West Coast April 10 protest U.S. wars abroad, at home
Apr 13, 2011
Three thousand activists demonstrated against U.S. wars abroad on April 10 in San Francisco. Protesters rallied in Dolores Park in the city’s Mission district both before and after a march through the community. The United National Antiwar Committee sponsored the actions. Those who attended were buoyed by what they described as “the renewal of the anti-war movement.”
UNAC Co-coordinator Jeff Mackler called April 10 “a modest but important political success. We effectively got out the strong political message and demands that were in accord with the democratic decisions of the July 22-24, 2010, Albany, N.Y. conference,” which called for the demonstrations in New York and San Francisco.
Mackler pointed out, “Virtually all speakers presented clear and unequivocal positions demanding the immediate and unconditional withdrawal of all U.S. troops, mercenaries and military contractors from Iraq, Afghanistan, Pakistan and now Libya.” He also noted the broad, inclusive and diverse nature of the speakers list.
Speakers at the rally included Jessica Antonio, BAYAN; Porfirio Quintano, Hondurans in Resistance; Monadell Herzala, Arab-America Union Members Council; Cristina Gutierrez of Barrio Unido; John Caldero, Veterans for Peace; Mick Kelly, Committee to Stop FBI Repression; Judy Greenspan, teacher and Workers World Party member; and Frank Lara, Answer Coalition.
Many speakers acknowledged the upcoming May Day demonstrations and called on protesters to not only attend, but also help to build for these actions, which are very important, given the attacks on immigrants around the country.

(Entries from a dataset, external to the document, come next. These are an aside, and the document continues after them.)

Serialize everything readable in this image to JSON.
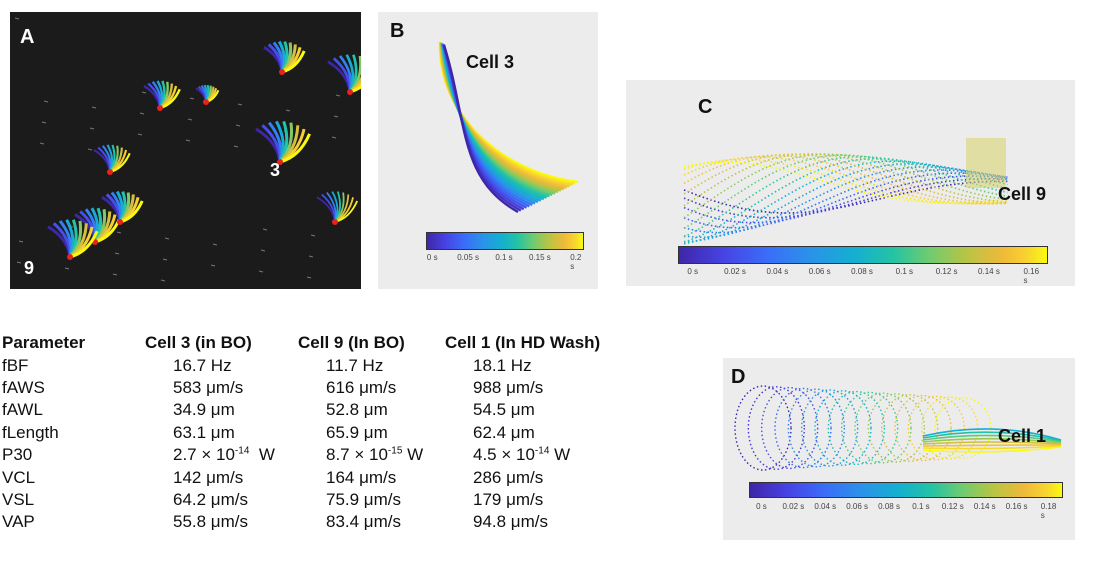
{
  "panel_a": {
    "label": "A",
    "cell_labels": [
      "3",
      "9"
    ]
  },
  "panel_b": {
    "label": "B",
    "cell_label": "Cell 3",
    "colorbar_ticks": [
      "0 s",
      "0.05 s",
      "0.1 s",
      "0.15 s",
      "0.2 s"
    ]
  },
  "panel_c": {
    "label": "C",
    "cell_label": "Cell 9",
    "colorbar_ticks": [
      "0 s",
      "0.02 s",
      "0.04 s",
      "0.06 s",
      "0.08 s",
      "0.1 s",
      "0.12 s",
      "0.14 s",
      "0.16 s"
    ]
  },
  "panel_d": {
    "label": "D",
    "cell_label": "Cell 1",
    "colorbar_ticks": [
      "0 s",
      "0.02 s",
      "0.04 s",
      "0.06 s",
      "0.08 s",
      "0.1 s",
      "0.12 s",
      "0.14 s",
      "0.16 s",
      "0.18 s"
    ]
  },
  "table": {
    "headers": [
      "Parameter",
      "Cell 3 (in BO)",
      "Cell 9 (In BO)",
      "Cell 1 (In HD Wash)"
    ],
    "rows": [
      [
        "fBF",
        "16.7 Hz",
        "11.7 Hz",
        "18.1 Hz"
      ],
      [
        "fAWS",
        "583 μm/s",
        "616 μm/s",
        "988 μm/s"
      ],
      [
        "fAWL",
        "34.9 μm",
        "52.8 μm",
        "54.5 μm"
      ],
      [
        "fLength",
        "63.1 μm",
        "65.9 μm",
        "62.4 μm"
      ],
      [
        "P30",
        "2.7 × 10",
        "8.7 × 10",
        "4.5 × 10"
      ],
      [
        "VCL",
        "142 μm/s",
        "164 μm/s",
        "286 μm/s"
      ],
      [
        "VSL",
        "64.2 μm/s",
        "75.9 μm/s",
        "179 μm/s"
      ],
      [
        "VAP",
        "55.8 μm/s",
        "83.4 μm/s",
        "94.8 μm/s"
      ]
    ],
    "p30_exponents": [
      "-14",
      "-15",
      "-14"
    ],
    "p30_unit": "W"
  },
  "colors": {
    "gradient": [
      "#3e26a8",
      "#4743e3",
      "#3a6df8",
      "#2a93e9",
      "#14b0cf",
      "#23c3a5",
      "#6fcb70",
      "#b8c444",
      "#f0b93a",
      "#f8d52f",
      "#f9fb0e"
    ],
    "head": "#e8231c"
  }
}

Speakers link opposition to foreign wars to war against U.S. workers
Keynote speaker, Malalai Joya, an Afghan writer, activist and former politician, denounced the U.S./NATO military attacks and occupation of Afghanistan, which are killing women and children and other civilians and destroying the country. Joya called for all foreign troops to leave her country and denounced the U.S.-backed government of Hamid Karzai.
Cephus Johnson tied political and police repression at home to wars abroad. Johnson is the uncle of Oscar Grant, the unarmed African-American youth who was fatally shot in the back two years ago by Johannes Mehserle, a police officer of the Bay Area Rapid Transit system.
Clarence Thomas, dockworker and member of the International Longshore and Warehouse Union Local 10, told of the shutdown of the ports in San Francisco and Oakland, Calif., on April 4, the anniversary of the Rev. Dr. Martin Luther King’s assassination. Dockworkers held these actions as an act of solidarity with Wisconsin public sector workers and to support their resistance. The Pacific Maritime Association, Thomas explained, is now suing the ILWU for the so-called “illegal work stoppage.”
Jeff Patterson spoke about conditions for veterans and the inhumane incarceration of political prisoner PFC Bradley Manning at a Marine prison in Quantico, W.Va. Manning has been imprisoned without trial since July for allegedly passing privileged information to WikiLeaks about U.S. war policy.
John Parker, West Coast International Action Center coordinator, spoke about growing U.S.-led or -backed wars and occupations in the Middle East and North Africa, which are killing and injuring our brothers and sisters there. To great applause, he stated, “We have a right to our jobs and our homes, and no CEO or sheriff has the right to throw us out of either of them. And capitalism, be damned. “There’s no power greater than the power of a people united from Wisconsin to the public workers here in California; from Black, Asian and Latino/a activists fighting the police and ICE; to our sisters and brothers incarcerated by injustice; to women and lesbian, gay, bi, transgender, queer warriors against oppression. If we unite, we have the power to shut down the wars over there and over here!”
Mackler thanked the six co-chairs of the rallies — “a diverse group of UNAC and social justice leaders, including Bill Balderston, Daniel Alley, Judy Greenspan, Zahra Billoo, Kitty Liu and Blanca Missé.” He also called attention to the good coverage given by radio station KPFA, which broadcast the rallies live and conducted interviews with many activists who attended.